In May, Swedish inflation dropped below 10 percent, according to official statistics released on Wednesday. Consumer prices increased by 9.7 percent year-on-year, marking the first time in over six months that inflation came in below 10 percent, down from April’s 10.5 percent. The decrease in inflation was primarily driven by lower electricity and food prices, as stated by Mikael Nordin, a statistician at Statistics Sweden.

Despite the overall decline in inflation, the costs of specific goods and services saw unexpected increases. The agency noted that prices for hotel and restaurant visits, recreational services, and clothing rose during this period. Analysts, including Michael Grahn, chief economist for Sweden at Danske Bank, suggested that the start of Beyoncé’s world tour in Sweden in May may have influenced the inflation rate. Grahn indicated that the concerts likely contributed to the increase in hotel and restaurant prices by approximately 0.2 percentage points.
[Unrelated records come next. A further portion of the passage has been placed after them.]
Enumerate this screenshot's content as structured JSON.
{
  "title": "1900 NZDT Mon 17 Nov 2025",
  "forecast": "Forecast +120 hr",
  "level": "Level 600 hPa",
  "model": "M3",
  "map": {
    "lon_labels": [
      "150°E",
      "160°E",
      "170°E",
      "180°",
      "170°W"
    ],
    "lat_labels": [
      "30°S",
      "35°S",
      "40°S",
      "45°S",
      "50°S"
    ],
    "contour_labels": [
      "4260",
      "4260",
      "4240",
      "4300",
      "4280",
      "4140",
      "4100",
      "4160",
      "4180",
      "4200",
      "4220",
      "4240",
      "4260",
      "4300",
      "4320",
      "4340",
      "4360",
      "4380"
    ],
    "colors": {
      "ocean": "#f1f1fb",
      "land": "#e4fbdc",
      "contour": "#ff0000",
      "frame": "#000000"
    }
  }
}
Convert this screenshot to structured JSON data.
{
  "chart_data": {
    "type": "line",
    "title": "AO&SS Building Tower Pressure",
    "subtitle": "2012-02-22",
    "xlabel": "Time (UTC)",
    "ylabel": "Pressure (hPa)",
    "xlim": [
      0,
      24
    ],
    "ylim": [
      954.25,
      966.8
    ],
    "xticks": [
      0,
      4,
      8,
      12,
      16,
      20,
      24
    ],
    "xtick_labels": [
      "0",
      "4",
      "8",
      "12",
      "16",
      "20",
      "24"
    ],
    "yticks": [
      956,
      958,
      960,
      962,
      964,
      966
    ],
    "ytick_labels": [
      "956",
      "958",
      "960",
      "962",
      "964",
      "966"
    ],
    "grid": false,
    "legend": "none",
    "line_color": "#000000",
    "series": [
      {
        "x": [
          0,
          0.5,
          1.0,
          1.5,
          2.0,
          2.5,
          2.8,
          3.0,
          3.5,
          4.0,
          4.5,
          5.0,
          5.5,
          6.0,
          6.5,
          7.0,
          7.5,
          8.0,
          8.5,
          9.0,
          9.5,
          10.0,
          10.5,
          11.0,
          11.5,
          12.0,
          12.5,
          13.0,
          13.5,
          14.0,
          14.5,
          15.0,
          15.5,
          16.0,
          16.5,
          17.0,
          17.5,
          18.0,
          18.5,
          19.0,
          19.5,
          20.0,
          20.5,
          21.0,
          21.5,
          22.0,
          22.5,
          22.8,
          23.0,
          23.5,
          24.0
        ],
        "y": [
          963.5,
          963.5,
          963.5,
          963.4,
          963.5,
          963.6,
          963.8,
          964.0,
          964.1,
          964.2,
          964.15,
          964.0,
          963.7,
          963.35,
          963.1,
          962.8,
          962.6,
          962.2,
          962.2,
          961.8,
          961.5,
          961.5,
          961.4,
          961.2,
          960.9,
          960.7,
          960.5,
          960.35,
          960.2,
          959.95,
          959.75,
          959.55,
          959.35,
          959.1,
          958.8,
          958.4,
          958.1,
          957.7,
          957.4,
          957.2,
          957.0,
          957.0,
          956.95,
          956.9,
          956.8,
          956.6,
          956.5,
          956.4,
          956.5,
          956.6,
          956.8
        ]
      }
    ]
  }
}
In recent months, Swedish inflation has experienced fluctuations, reaching a peak of 12.3 percent in December, which was the highest in over 30 years. Although it slightly slowed to 11.7 percent in January, inflation unexpectedly rose back to 12 percent in February. In response, Sweden’s central bank, the Riksbank, has raised its guiding interest rate multiple times in an attempt to curb inflation. With the rate already at 3.5 percent since late April, the Riksbank has indicated the possibility of raising it by another quarter-point in either June or September.

The Riksbank utilises the inflation figure adjusted for fixed interest rates (CPIF) to guide its monetary policy. In May, CPIF stood at 6.7 percent, compared to April’s 7.6 percent. Looking ahead, the central bank forecasts a contraction of 0.7 percent for the Swedish economy in 2023, along with unadjusted inflation of 8.9 percent and a rise in unemployment. These projections reflect the bank’s expectations for the country’s economic performance in the coming year.